Ai pazienti e alle famiglie dà un opuscolo popolare intitolato Gone From My Sight di Barbara Karnes, che descrive i cambiamenti emotivi e fisici che si verificano quando una persona si avvicina alla morte. "Quando le persone si ammalano per la prima volta, vogliono prendersi cura dei familiari", dice Purkey. "Più si avvicinano alla morte, più sono introspettivi". Questa è spesso l'occasione per una discussione significativa. "Ci si può rivolgere all'individuo e dirgli: "Come pensi di stare in questo momento?". ", dice Connie Borden, RN, direttore esecutivo dell'Hospice by the Bay di San Francisco. Se la risposta è: 'Non sto molto bene', l'individuo sta cercando un'occasione per parlare". Non zittite la persona. Provate a chiedere: "C'è qualcosa che vuoi dirmi?"".

Abbassare la cresta

Ci possono essere momenti di sorprendente schiettezza. Elinor Sheldon, nipote di Roberta, disse alla zia che un membro della famiglia avrebbe comprato a Roberta un pigiama nuovo. La risposta di Roberta: "Può comprarmi il pigiama per essere cremata".
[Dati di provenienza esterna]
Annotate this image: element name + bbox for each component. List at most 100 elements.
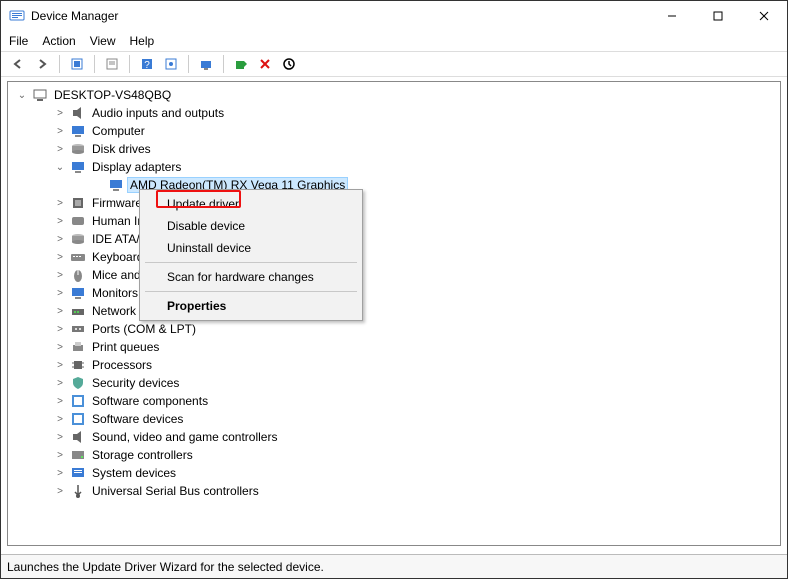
- help-button[interactable]: ?: [136, 53, 158, 75]
- tree-item[interactable]: ⌄ Display adapters: [54, 158, 780, 176]
- context-scan-hardware[interactable]: Scan for hardware changes: [143, 266, 359, 288]
- tree-item-label: Processors: [90, 358, 154, 372]
- cpu-icon: [70, 357, 86, 373]
- menu-help[interactable]: Help: [130, 34, 155, 48]
- tree-item[interactable]: > Ports (COM & LPT): [54, 320, 780, 338]
- tree-item[interactable]: > Universal Serial Bus controllers: [54, 482, 780, 500]
- chevron-right-icon[interactable]: >: [54, 288, 66, 299]
- tree-item-label: Firmware: [90, 196, 144, 210]
- chevron-right-icon[interactable]: >: [54, 486, 66, 497]
- maximize-button[interactable]: [695, 1, 741, 31]
- tree-item[interactable]: > Storage controllers: [54, 446, 780, 464]
- back-button[interactable]: [7, 53, 29, 75]
- software-icon: [70, 393, 86, 409]
- chevron-right-icon[interactable]: >: [54, 468, 66, 479]
- speaker-icon: [70, 429, 86, 445]
- chevron-right-icon[interactable]: >: [54, 234, 66, 245]
- monitor-icon: [70, 123, 86, 139]
- tree-root-label: DESKTOP-VS48QBQ: [52, 88, 173, 102]
- chevron-down-icon[interactable]: ⌄: [54, 162, 66, 173]
- properties-button[interactable]: [101, 53, 123, 75]
- menu-bar: File Action View Help: [1, 31, 787, 51]
- port-icon: [70, 321, 86, 337]
- disk-icon: [70, 141, 86, 157]
- context-uninstall-device[interactable]: Uninstall device: [143, 237, 359, 259]
- tree-item-label: Monitors: [90, 286, 140, 300]
- tree-item[interactable]: > Processors: [54, 356, 780, 374]
- tree-item[interactable]: >Software components: [54, 392, 780, 410]
- mouse-icon: [70, 267, 86, 283]
- close-button[interactable]: [741, 1, 787, 31]
- menu-view[interactable]: View: [90, 34, 116, 48]
- tree-item-label: Ports (COM & LPT): [90, 322, 198, 336]
- context-properties[interactable]: Properties: [143, 295, 359, 317]
- chevron-right-icon[interactable]: >: [54, 108, 66, 119]
- tree-item[interactable]: > Computer: [54, 122, 780, 140]
- context-separator: [145, 262, 357, 263]
- chevron-right-icon[interactable]: >: [54, 378, 66, 389]
- chevron-right-icon[interactable]: >: [54, 126, 66, 137]
- status-text: Launches the Update Driver Wizard for th…: [7, 560, 324, 574]
- chevron-right-icon[interactable]: >: [54, 396, 66, 407]
- context-disable-device[interactable]: Disable device: [143, 215, 359, 237]
- storage-icon: [70, 447, 86, 463]
- monitor-icon: [70, 159, 86, 175]
- chip-icon: [70, 195, 86, 211]
- chevron-right-icon[interactable]: >: [54, 414, 66, 425]
- chevron-right-icon[interactable]: >: [54, 450, 66, 461]
- chevron-right-icon[interactable]: >: [54, 198, 66, 209]
- chevron-down-icon[interactable]: ⌄: [16, 90, 28, 101]
- chevron-right-icon[interactable]: >: [54, 270, 66, 281]
- speaker-icon: [70, 105, 86, 121]
- tree-item-label: Computer: [90, 124, 147, 138]
- software-icon: [70, 411, 86, 427]
- toolbar: ?: [1, 51, 787, 77]
- show-hidden-button[interactable]: [66, 53, 88, 75]
- printer-icon: [70, 339, 86, 355]
- context-menu: Update driver Disable device Uninstall d…: [139, 189, 363, 321]
- monitor-icon: [108, 177, 124, 193]
- minimize-button[interactable]: [649, 1, 695, 31]
- keyboard-icon: [70, 249, 86, 265]
- tree-item[interactable]: > Software devices: [54, 410, 780, 428]
- chevron-right-icon[interactable]: >: [54, 360, 66, 371]
- chevron-right-icon[interactable]: >: [54, 324, 66, 335]
- tree-item-label: Print queues: [90, 340, 161, 354]
- chevron-right-icon[interactable]: >: [54, 342, 66, 353]
- uninstall-button[interactable]: [254, 53, 276, 75]
- tree-item[interactable]: >Sound, video and game controllers: [54, 428, 780, 446]
- chevron-right-icon[interactable]: >: [54, 216, 66, 227]
- tree-item-label: Storage controllers: [90, 448, 195, 462]
- tree-item-label: Audio inputs and outputs: [90, 106, 226, 120]
- tree-item[interactable]: >System devices: [54, 464, 780, 482]
- chevron-right-icon[interactable]: >: [54, 252, 66, 263]
- tree-root[interactable]: ⌄ DESKTOP-VS48QBQ: [16, 86, 780, 104]
- tree-item-label: Security devices: [90, 376, 181, 390]
- tree-item-label: Software devices: [90, 412, 185, 426]
- forward-button[interactable]: [31, 53, 53, 75]
- menu-action[interactable]: Action: [42, 34, 75, 48]
- chevron-right-icon[interactable]: >: [54, 432, 66, 443]
- tree-item[interactable]: > Print queues: [54, 338, 780, 356]
- hid-icon: [70, 213, 86, 229]
- app-icon: [9, 8, 25, 24]
- tree-item[interactable]: > Disk drives: [54, 140, 780, 158]
- chevron-right-icon[interactable]: >: [54, 306, 66, 317]
- disable-button[interactable]: [278, 53, 300, 75]
- tree-item[interactable]: > Audio inputs and outputs: [54, 104, 780, 122]
- context-update-driver[interactable]: Update driver: [143, 193, 359, 215]
- tree-item[interactable]: > Security devices: [54, 374, 780, 392]
- chevron-right-icon[interactable]: >: [54, 144, 66, 155]
- scan-hardware-button[interactable]: [195, 53, 217, 75]
- menu-file[interactable]: File: [9, 34, 28, 48]
- network-icon: [70, 303, 86, 319]
- system-icon: [70, 465, 86, 481]
- action-button[interactable]: [160, 53, 182, 75]
- disk-icon: [70, 231, 86, 247]
- tree-item-label: Display adapters: [90, 160, 183, 174]
- computer-icon: [32, 87, 48, 103]
- update-driver-button[interactable]: [230, 53, 252, 75]
- tree-item-label: Universal Serial Bus controllers: [90, 484, 261, 498]
- device-tree-panel: ⌄ DESKTOP-VS48QBQ > Audio inputs and outp…: [7, 81, 781, 546]
- tree-item-label: Disk drives: [90, 142, 153, 156]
Quando la morte si avvicina, le parole diventano meno importanti, secondo gli operatori dell'hospice; il tatto e il silenzio diventano più significativi. Per la famiglia di Roberta, la musica è rimasta vitale. Sheldon aveva cercato di parlare a Roberta delle loro divergenze, ma era stato respinto. Alla fine, ebbe la conversazione che desiderava cantando "Amazing Grace" alla zia, che giaceva a letto, prossima alla morte. "Non ero sicura di poterlo fare, ma l'ho fatto", racconta. "Sentivo che poteva sentirmi. Mi ha stretto la mano".

Jane Meredith Adams ha scritto per Doctor, Health, The Boston Globe e altre pubblicazioni. Vive a San Francisco.